7) Como ficam as ações preferenciais com dividendo fixo ou mínimo?Os direitos dos preferencialistas (prioridade, fixo/mínimo, cumulatividade) devem ser respeitados na apuração e distribuição. O dividendo obrigatório convive com essas preferências — é desenho estatutário que define a ordem e o cálculo.
8) “JCP” substitui dividendo?Não. Juros sobre Capital Próprio (JCP) é instituto autônomo (art. 9º da Lei 9.249/1995) com IR na fonte e regras próprias de dedutibilidade (ajustadas pela Lei 14.789/2023). Pode coexistir com dividendos; a decisão é econômica e fiscal.

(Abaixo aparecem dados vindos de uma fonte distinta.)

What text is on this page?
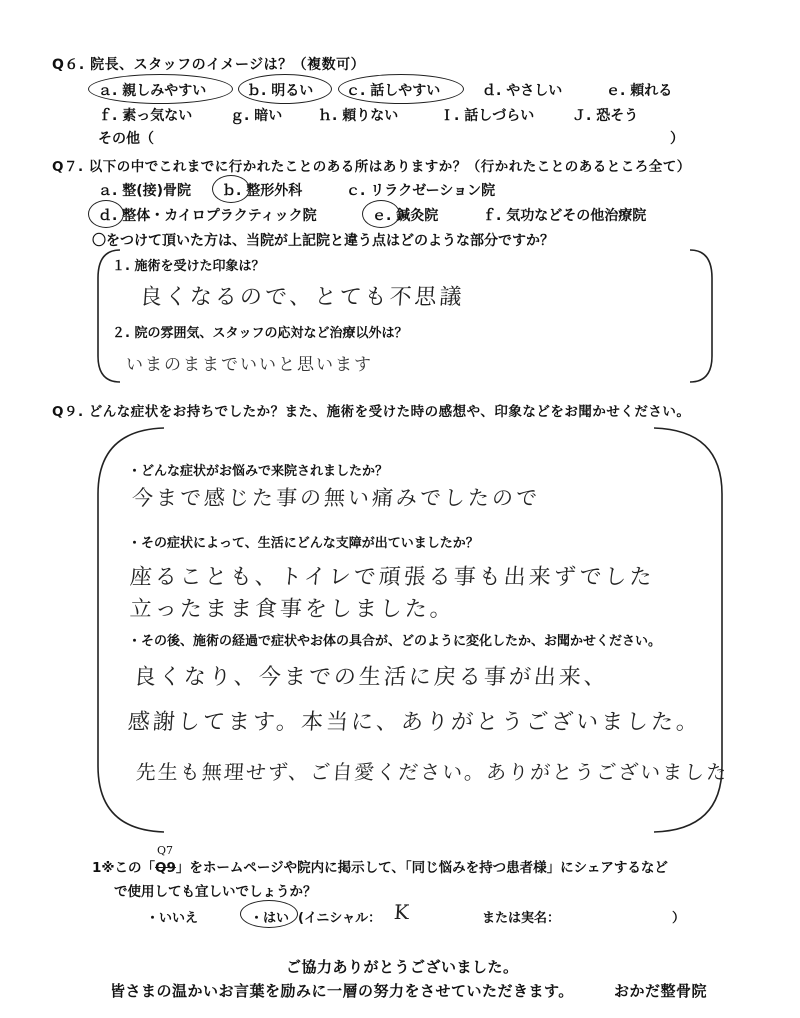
Q６. 院長、スタッフのイメージは？（複数可）
ａ. 親しみやすい	ｂ. 明るい ｃ. 話しやすい	ｄ. やさしい	ｅ. 頼れる
ｆ. 素っ気ない	ｇ. 暗い	ｈ. 頼りない	Ｉ. 話しづらい	Ｊ. 恐そう
その他（	）
Q７. 以下の中でこれまでに行かれたことのある所はありますか？（行かれたことのあるところ全て）
ａ. 整(接)骨院 ｂ. 整形外科	ｃ. リラクゼーション院
ｄ. 整体・カイロプラクティック院	ｅ. 鍼灸院	ｆ. 気功などその他治療院
〇をつけて頂いた方は、当院が上記院と違う点はどのような部分ですか？
１. 施術を受けた印象は？
良くなるので、とても不思議
２. 院の雰囲気、スタッフの応対など治療以外は？
いまのままでいいと思います
Q９. どんな症状をお持ちでしたか？また、施術を受けた時の感想や、印象などをお聞かせください。
・どんな症状がお悩みで来院されましたか？
今まで感じた事の無い痛みでしたので
・その症状によって、生活にどんな支障が出ていましたか？
座ることも、トイレで頑張る事も出来ずでした
立ったまま食事をしました。
・その後、施術の経過で症状やお体の具合が、どのように変化したか、お聞かせください。
良くなり、今までの生活に戻る事が出来、
感謝してます。本当に、ありがとうございました。
先生も無理せず、ご自愛ください。ありがとうございました
1※この「
Q7
Q9」をホームページや院内に掲示して、「同じ悩みを持つ患者様」にシェアするなど
で使用しても宜しいでしょうか？
・いいえ	・はい (イニシャル： K	または実名：	）
ご協力ありがとうございました。
皆さまの温かいお言葉を励みに一層の努力をさせていただきます。	おかだ整骨院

9) E os sócios/acionistas não residentes?Hoje, dividendos são isentos também para não residentes, observados tratados contra bitributação. O PL 1.087/2025 discute retenção e coordenação internacional; até lá, vale o regime atual.
10) Posso distribuir “estoques” de lucros antigos para aproveitar a isenção?É possível distribuir lucros acumulados sob o regime vigente, desde que haja base contábil e deliberação regular. A ideia de “declarar tudo em 2025” precisa respeitar a LSA (prazos e exercício) e a capacidade financeira da companhia.
11) Quais documentos não podem faltar para blindar a decisão?Ata da AGO/AGE ou reunião do conselho (conforme o caso), demonstrações financeiras/intermediárias, notas explicativas, política de dividendos (quando houver) e, para retenção, orçamento de capital ou cálculo de lucros a realizar, tudo coerente e arquivado.
12) Há risco para administradores?Sim. Distribuições em desconformidade com a LSA, ou retenções sem base legal/documental, podem gerar responsabilização dos administradores (deveres fiduciários) e sanções regulatórias em companhias abertas.
13) O que muda para companhias fechadas vs. abertas?As duas seguem a LSA. Companhias abertas têm camada adicional de disclosure e controles (CVM), inclusive ao declarar intercalares. Fechadas também devem observar a LSA e manter documentação irrepreensível.